Frameworks
Introduction to Polars for Data Engineering

Introduction to Polars for Data Engineering

As a data engineer, you are likely familiar with tools like Pandas and Apache Spark for data manipulation and processing. Today, we will introduce another powerful tool in the data engineering space - Polars.

Polars is a blazing fast data processing library for both CPU and GPU. It has a familiar Pandas-like API, but is built on Rust and optimized for performance. Polars is particularly useful for working with large datasets that cannot fit into memory, as it enables lazy evaluation of computations on big data files.

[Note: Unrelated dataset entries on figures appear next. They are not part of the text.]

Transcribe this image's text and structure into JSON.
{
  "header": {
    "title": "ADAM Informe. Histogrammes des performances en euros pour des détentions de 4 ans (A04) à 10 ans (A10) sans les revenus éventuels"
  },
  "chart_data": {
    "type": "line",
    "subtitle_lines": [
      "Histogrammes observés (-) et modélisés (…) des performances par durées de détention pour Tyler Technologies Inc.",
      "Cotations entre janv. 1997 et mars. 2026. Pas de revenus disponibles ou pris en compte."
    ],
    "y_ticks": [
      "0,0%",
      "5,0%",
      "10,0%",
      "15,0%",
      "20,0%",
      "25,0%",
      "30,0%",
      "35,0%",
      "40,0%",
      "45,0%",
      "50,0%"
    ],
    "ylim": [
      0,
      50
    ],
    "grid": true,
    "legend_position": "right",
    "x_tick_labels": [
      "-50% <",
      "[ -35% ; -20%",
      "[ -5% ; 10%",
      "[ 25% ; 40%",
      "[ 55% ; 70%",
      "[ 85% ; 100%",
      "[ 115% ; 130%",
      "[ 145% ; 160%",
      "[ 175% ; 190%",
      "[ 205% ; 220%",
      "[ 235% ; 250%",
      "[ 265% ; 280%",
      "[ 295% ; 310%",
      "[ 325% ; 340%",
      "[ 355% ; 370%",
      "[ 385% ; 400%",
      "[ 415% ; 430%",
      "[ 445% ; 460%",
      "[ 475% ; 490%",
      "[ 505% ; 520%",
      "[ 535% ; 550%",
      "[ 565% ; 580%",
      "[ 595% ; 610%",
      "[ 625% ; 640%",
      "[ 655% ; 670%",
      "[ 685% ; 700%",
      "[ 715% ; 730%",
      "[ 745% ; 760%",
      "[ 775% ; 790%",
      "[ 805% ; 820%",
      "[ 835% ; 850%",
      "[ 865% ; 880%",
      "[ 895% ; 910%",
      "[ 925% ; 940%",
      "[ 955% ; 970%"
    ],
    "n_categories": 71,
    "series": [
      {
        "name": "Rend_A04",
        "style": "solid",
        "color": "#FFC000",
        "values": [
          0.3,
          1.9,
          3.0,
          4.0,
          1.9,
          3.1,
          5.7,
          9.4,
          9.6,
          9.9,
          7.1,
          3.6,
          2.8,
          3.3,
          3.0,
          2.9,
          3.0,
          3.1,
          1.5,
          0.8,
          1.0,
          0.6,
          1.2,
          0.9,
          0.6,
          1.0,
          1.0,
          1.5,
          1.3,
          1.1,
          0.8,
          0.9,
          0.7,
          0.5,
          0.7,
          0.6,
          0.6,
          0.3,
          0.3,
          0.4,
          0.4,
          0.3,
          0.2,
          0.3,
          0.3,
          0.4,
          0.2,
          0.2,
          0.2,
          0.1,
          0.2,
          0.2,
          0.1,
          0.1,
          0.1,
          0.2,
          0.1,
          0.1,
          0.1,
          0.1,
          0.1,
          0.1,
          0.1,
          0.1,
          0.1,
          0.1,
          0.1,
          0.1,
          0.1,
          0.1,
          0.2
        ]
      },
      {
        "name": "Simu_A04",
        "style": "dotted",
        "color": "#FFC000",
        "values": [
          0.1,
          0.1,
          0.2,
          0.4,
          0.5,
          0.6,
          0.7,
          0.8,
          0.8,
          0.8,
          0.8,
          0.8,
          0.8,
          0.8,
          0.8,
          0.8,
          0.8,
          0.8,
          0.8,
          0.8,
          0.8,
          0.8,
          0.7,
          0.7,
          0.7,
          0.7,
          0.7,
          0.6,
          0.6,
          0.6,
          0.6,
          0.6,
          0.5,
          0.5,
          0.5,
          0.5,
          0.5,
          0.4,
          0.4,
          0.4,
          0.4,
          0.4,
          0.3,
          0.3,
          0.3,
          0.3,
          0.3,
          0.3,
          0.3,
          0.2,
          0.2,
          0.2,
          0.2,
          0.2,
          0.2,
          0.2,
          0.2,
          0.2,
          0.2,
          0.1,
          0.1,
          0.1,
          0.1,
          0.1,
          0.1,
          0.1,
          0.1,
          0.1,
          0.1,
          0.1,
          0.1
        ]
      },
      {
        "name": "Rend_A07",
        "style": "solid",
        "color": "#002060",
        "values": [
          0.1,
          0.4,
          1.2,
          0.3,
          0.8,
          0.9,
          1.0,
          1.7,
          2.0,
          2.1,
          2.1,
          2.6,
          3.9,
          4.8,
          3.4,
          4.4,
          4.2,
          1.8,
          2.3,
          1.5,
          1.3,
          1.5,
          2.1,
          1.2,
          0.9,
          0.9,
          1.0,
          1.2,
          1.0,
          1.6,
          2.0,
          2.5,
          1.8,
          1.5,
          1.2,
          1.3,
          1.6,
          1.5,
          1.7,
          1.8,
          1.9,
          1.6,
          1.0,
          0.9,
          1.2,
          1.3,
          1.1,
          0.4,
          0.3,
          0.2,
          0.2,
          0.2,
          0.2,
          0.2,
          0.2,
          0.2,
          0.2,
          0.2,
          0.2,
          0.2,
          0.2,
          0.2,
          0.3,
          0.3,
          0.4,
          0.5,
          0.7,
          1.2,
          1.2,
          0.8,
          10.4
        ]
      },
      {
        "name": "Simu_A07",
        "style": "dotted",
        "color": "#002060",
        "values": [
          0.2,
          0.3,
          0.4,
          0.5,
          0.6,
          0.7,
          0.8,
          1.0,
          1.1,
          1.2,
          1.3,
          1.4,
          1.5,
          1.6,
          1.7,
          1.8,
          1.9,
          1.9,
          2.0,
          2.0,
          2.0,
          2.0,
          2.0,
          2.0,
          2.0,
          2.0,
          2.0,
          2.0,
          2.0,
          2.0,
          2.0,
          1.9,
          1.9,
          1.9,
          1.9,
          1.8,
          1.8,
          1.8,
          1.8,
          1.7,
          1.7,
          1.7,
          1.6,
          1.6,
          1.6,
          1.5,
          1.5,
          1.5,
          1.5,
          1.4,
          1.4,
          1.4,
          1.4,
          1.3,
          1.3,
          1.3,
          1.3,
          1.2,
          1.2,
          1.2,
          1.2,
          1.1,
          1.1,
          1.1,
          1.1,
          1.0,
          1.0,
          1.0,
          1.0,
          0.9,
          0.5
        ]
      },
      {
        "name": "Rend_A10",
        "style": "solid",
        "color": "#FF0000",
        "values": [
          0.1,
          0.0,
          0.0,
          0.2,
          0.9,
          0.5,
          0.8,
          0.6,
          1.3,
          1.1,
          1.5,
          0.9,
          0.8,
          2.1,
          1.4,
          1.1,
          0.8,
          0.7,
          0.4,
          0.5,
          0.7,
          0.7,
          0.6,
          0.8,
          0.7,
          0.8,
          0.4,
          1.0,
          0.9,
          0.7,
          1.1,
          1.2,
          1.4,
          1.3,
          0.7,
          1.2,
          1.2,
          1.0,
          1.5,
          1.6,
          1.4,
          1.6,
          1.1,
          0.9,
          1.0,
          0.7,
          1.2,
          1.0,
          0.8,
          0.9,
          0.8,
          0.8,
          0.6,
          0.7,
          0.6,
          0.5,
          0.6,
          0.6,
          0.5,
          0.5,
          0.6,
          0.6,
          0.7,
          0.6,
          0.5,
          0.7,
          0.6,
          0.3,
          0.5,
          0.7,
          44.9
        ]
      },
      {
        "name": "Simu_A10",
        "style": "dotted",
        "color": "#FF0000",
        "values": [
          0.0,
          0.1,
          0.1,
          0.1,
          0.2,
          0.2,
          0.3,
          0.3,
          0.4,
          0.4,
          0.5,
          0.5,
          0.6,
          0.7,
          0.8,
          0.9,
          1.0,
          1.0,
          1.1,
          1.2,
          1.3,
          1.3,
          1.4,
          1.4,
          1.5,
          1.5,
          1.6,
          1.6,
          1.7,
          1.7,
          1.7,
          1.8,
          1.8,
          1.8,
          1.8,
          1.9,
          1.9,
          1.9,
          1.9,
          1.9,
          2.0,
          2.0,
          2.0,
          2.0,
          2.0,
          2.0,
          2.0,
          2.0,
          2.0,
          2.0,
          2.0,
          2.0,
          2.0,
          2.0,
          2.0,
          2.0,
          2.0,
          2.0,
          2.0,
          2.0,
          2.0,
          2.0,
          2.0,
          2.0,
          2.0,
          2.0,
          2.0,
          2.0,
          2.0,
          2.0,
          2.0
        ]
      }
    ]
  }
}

Here are some key features of Polars:

  • Blazing fast performance
  • Pandas-like API
  • Lazy evaluation of computations
  • Memory-efficient processing of large datasets
  • Built-in support for parallel processing and threading
  • Seamless integration with Python

In this tutorial, we will walk through some examples of using Polars for common data engineering tasks.

Installation

To install Polars, simply use pip:

pip install polars

Loading Data

Polars supports a variety of file formats, including CSV, Parquet, JSON, and more. Here, we will load a CSV file:

import polars as pl
 
df = pl.read_csv("data.csv")

Manipulating Data

Polars supports a wide range of data manipulation operations, similar to Pandas. Here are some examples:

Filtering Data

filtered_df = df.filter(pl.col("age") > 30)

Joining Data

joined_df = df.join(other_df, "id")

Aggregating Data

aggregated_df = df.groupby("city").agg({"age": ["mean", "max"], "income": "sum"})

Lazy Evaluation

Polars enables lazy evaluation of computations, which enables processing of large datasets that could not fit into memory. Here's an example:

lazy_df = pl.lazy.read_csv("data.csv")
aggregated_df = lazy_df.groupby("city").agg({"age": ["mean", "max"], "income": "sum"})
result = aggregated_df.fetch()

In this example, we use pl.lazy.read_csv to create a lazy DataFrame that does not load any data into memory. Then, we apply a groupby operation and aggregate functions, but these computations are not actually executed until result = aggregated_df.fetch() is called.

Conclusion

Polars is a powerful and performant tool for data engineering, with a familiar Pandas-like API and built-in support for lazy evaluation of computations. If you work with large datasets that cannot fit into memory and require fast processing, it may be worth exploring Polars as an alternative to Pandas or Apache Spark.